My story begins when I was 6, I was molested by a man my parents allowed into our home, it was a very scary moment in my life the fear that ran through me not knowing what was happening, but knowing it was NOT OK, but so scared stiff not knowing what to do. I can still feel that moment now it never goes away, you just learn to deal with the trauma. I never told anyone about this at the time because I didn’t know if I should, which I live with now, but I didn’t feel I could talk to anyone.
Next I was 12 and had my first boyfriend and was playing around with him and he made a remark to me so I hit him jokingly, Well that was the worse thing I could have done because he lost control and beat me. He beat me so bad I couldn’t move my right arm, I was bruised all down my right side. At first I didn’t say anything, but I went to school the next day and me teacher noticed something was wrong, and tried to touch me, so I told her I fell off me bike, she then sent me home. I then had to tell me mum what happened and she told me I deserved it, because I hit him first. No one deserves this no matter what, but I was made to feel bad.

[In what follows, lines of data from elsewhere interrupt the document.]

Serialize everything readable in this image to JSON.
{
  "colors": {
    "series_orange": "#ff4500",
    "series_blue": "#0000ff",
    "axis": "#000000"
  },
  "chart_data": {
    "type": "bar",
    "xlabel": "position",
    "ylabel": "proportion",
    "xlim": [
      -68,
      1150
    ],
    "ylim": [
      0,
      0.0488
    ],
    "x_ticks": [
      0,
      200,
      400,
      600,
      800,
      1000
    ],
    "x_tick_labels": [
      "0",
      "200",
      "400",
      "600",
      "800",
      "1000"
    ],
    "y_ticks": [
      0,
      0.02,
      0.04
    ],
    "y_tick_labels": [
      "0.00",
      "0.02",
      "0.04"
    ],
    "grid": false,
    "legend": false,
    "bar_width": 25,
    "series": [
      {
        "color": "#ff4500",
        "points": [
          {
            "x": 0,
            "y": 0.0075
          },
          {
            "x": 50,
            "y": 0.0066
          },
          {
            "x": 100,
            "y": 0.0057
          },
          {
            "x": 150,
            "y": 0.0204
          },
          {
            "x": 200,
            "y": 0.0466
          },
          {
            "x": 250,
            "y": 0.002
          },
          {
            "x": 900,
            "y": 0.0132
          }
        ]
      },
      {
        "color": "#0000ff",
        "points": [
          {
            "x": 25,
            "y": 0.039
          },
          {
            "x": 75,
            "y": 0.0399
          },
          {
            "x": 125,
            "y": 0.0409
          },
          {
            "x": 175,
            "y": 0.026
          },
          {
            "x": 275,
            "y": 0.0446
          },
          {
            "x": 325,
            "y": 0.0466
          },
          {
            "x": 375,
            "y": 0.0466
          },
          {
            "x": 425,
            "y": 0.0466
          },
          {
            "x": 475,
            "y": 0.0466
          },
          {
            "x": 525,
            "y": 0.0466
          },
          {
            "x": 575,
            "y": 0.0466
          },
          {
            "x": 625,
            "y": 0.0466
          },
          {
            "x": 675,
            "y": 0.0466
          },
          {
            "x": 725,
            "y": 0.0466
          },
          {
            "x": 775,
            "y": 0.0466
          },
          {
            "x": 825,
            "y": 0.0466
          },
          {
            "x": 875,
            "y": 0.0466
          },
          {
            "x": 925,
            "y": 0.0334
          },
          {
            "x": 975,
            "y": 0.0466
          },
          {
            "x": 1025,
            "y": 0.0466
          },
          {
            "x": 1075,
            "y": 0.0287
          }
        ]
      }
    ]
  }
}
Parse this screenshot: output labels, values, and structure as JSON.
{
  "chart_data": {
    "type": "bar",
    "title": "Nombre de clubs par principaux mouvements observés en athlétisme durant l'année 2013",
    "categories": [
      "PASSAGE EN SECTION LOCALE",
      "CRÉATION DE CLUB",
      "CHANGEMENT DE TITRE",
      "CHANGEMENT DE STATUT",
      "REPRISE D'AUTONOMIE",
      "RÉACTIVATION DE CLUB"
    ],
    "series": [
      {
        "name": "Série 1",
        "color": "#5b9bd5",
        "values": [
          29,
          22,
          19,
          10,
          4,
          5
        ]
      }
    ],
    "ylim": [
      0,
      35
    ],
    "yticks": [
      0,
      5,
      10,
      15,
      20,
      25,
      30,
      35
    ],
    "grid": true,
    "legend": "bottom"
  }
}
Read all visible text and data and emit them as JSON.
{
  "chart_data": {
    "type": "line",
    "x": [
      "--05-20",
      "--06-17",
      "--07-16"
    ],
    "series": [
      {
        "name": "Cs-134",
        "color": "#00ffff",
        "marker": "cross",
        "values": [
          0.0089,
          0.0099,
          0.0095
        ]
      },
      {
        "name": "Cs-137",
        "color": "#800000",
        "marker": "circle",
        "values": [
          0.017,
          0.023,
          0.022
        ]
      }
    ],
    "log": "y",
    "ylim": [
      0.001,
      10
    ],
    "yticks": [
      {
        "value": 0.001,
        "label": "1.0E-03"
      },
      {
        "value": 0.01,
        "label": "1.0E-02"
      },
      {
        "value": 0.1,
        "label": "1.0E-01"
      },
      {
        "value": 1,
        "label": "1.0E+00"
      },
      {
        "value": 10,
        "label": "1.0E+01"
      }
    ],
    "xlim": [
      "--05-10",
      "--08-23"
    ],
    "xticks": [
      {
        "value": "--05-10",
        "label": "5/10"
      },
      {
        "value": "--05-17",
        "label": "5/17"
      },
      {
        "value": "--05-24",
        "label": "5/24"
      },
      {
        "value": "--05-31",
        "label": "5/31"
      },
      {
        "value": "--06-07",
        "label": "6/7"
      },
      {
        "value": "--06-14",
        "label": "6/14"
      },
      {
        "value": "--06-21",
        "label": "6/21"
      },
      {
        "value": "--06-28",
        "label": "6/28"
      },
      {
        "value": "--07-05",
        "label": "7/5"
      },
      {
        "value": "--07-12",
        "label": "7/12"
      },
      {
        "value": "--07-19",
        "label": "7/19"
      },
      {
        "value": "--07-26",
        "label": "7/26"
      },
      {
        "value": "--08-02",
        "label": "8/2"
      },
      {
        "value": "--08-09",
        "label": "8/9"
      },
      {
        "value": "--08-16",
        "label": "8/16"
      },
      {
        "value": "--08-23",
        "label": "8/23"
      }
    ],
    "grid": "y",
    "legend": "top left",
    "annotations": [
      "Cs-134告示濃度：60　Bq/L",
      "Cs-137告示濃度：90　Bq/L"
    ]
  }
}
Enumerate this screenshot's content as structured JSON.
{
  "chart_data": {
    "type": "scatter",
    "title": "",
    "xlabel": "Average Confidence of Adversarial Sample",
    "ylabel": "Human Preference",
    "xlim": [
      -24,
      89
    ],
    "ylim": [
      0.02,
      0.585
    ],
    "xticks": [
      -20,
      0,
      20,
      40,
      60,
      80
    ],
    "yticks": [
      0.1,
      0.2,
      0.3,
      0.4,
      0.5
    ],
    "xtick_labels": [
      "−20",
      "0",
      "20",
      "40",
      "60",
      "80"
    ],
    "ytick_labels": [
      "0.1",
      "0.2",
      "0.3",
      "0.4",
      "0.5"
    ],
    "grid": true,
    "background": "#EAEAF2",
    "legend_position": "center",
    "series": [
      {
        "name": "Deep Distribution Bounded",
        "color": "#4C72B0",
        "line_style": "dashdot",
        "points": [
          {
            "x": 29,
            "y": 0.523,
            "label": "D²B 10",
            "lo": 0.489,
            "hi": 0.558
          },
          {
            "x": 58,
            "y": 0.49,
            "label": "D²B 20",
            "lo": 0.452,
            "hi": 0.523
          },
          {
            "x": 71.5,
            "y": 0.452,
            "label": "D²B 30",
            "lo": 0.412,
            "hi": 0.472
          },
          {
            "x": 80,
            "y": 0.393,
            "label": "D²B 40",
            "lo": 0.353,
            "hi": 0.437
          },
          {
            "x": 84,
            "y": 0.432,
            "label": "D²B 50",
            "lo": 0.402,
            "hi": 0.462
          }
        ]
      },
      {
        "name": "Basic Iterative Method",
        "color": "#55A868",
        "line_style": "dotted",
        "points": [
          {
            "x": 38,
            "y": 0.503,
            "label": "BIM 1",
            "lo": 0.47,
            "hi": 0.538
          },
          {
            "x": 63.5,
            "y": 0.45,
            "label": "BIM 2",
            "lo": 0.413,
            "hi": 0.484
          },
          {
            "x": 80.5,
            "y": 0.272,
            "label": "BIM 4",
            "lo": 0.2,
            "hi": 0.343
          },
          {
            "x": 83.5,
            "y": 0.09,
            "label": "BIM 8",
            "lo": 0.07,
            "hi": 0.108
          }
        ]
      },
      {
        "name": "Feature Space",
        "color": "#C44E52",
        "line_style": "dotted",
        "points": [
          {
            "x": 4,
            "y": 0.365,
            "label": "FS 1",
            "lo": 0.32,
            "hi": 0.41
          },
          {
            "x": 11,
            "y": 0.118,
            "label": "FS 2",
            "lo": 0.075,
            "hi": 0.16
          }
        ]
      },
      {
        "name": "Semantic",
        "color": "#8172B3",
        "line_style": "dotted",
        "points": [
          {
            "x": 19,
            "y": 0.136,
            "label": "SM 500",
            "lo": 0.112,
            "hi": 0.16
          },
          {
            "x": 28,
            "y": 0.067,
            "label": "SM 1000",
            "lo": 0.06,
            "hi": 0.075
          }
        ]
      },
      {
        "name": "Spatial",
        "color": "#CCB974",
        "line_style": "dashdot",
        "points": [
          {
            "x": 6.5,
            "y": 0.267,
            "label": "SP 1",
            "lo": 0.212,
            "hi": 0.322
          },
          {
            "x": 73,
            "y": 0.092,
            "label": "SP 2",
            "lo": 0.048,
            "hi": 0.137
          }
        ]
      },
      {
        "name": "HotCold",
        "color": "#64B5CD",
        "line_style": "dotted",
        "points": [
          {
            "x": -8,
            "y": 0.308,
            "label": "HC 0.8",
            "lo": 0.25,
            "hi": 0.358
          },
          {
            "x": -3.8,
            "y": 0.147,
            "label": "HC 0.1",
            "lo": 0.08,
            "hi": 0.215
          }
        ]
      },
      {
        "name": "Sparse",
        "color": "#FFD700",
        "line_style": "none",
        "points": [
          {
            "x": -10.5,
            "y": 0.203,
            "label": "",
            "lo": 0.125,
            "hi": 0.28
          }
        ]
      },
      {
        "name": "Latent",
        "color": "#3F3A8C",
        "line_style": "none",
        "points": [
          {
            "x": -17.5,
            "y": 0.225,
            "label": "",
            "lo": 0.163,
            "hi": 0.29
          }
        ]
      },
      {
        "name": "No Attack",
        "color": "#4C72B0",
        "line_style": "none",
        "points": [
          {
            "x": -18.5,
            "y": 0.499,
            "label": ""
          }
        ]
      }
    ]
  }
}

Then at 16 I met an woman older than me who introduced me to her boyfriend and his friends. Well this would be a nightmare. She took me to her boyfriends house where she left me with his friend alone, so he thought he could rape me, I was screaming for her help, with no such luck, even though she was in the next room. I eventually got away, ran out of the house and hid scared out of my mind, feeling so dirty, and alone. I stayed outside all night till my friend came out in the morning, I said I want to go home, so she took me home, but on the way home she asked me what was wrong, I told her what happened and she said I deserved it because I shouldn’t have been flirting. So it gives the right for a man to take advantage of a woman.
Then a few weeks later my mum kicked me out of home, so then I was out fending for myself, which saw some very dark times.